Clegg presumably accepts the sincerity of Gove’s motives and agenda, or he wouldn’t have co-written a piece that says: “And we share a vision: a genuinely open society. We are both angered by the scale of inequality and frustrated at the barriers a class-ridden nation places in the way of real social mobility.”
Living in Scotland I am pleased to say the retrograde changes in the exam system proposed for young people in England by the coalition government will not apply to young people I work with.
While the new exam proposals may not apply in Scotland they just confirm to the people of Scotland that the coalition is adopting policies and a direction of travel they and have rejected.
The proposed exam policies pander to the Tory press and right wing Tory members. They seem to have been introduced as party dogma rather than to raise education achievement. Policies that seem to have more to do with the last century rather than the future. They are fundamentally anti Liberal.
We could have supported and promoted the ideas put forward by the Tomlinson Report. Ideas developed by educationalists not politicians which are now abandoned.
I supported the party’s participation in the coalition, with many reservations. The policies now being supported by the party were not in the agreement and will not serve us well in the future.
We should have seen these policies coming when the Orange book was published. Its time the party members made the leadership accountable for their decisions.
“The two coalition parties have worked together in identifying a problem and working towards a solution.”
No they haven’t. At best, a dozen people have done.
A big part of the problem is that when a compromise is reached – and we know given the balance in Parliament that any compromise will be well towards what the Conservatives want rather than what the Liberal Democrats would want if they had complete power – those responsible for our party’s publicity seem to think the next thing they must do is go out and issue some press release or get some leading figure to praise the resulting policy as if it’s our absolute ideal, what we Liberal Democrats had always wanted, what we had been fighting for all these years we were in opposition.
Can’t you lot at the top see how bad that comes across? Why is it that you have to act like ad-men selling some consumer product, where it has to be promoted as super-duper wonderful, best thing since sliced bread etc? Well, maybe this does work when selling baked beans or whatever, but can’t you see it doesn’t seem to work when selling political parties, especially junior coalition partners?
Sorry, but this shiny super-duper it’s all wonderful approach is just so offputting to the ordinary person. Why must top politicians and their image-making advisers do it? Why can’t you admit that politics is about compromise, finding a balance, doing things which aren’t everyone’s ideal but come somewhere in between?

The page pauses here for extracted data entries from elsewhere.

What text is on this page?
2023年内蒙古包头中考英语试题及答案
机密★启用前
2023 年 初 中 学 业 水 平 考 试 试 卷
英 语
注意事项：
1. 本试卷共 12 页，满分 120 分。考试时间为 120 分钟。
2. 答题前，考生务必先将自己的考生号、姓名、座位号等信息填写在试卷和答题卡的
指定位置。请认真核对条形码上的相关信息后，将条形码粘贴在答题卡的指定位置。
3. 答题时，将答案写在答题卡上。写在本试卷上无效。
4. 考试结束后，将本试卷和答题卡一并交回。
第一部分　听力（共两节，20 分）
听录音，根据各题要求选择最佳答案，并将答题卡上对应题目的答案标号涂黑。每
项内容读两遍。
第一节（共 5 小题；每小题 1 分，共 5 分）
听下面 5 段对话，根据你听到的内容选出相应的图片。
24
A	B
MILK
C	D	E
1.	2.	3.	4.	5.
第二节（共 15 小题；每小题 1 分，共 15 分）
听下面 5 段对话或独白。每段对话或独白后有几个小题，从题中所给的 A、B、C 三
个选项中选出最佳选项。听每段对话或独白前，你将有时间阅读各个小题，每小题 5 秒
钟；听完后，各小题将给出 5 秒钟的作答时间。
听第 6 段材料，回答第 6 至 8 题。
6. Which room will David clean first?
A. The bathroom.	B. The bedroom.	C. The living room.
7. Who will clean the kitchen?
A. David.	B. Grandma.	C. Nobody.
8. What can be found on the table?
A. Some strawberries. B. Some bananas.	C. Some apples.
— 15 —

Isn’t that why people get put off politics, accusing all politicians of being liars, because you seem unable to do that?
It is even worse for us as the junior coalition partner, because the super-duper it’s all wonderful approach makes us look as if we have become converted to what is essentially Tory policy. We were told at the start we must show coalitions work, but this is doing the opposite. It is suggesting coalitions do not work because they must mean the junior partner gives up most of what they believe in. What instead we should have been doing from the start is making it clear that we gave our backing to this coalition because we recognised the need for a stable government, and this was the only possible one resulting from how people voted and how those votes got turned into MPs by our electoral system in May 2010. We don’t have to say it is all super-duper wonderful, we can surely say it is very far from our ideal, but we accept we have to go along with how people voted. For sure, if instead we sat there voting against everything the Tories proposed because it wasn’t quite what we wanted, we would be accused of being silly point-pickers, stopping the government governing for obscure reasons. It’s compromise, but if there were more LibDems and fewer Tories, it’d be less of a compromise that was Tory. Why can’t we say that?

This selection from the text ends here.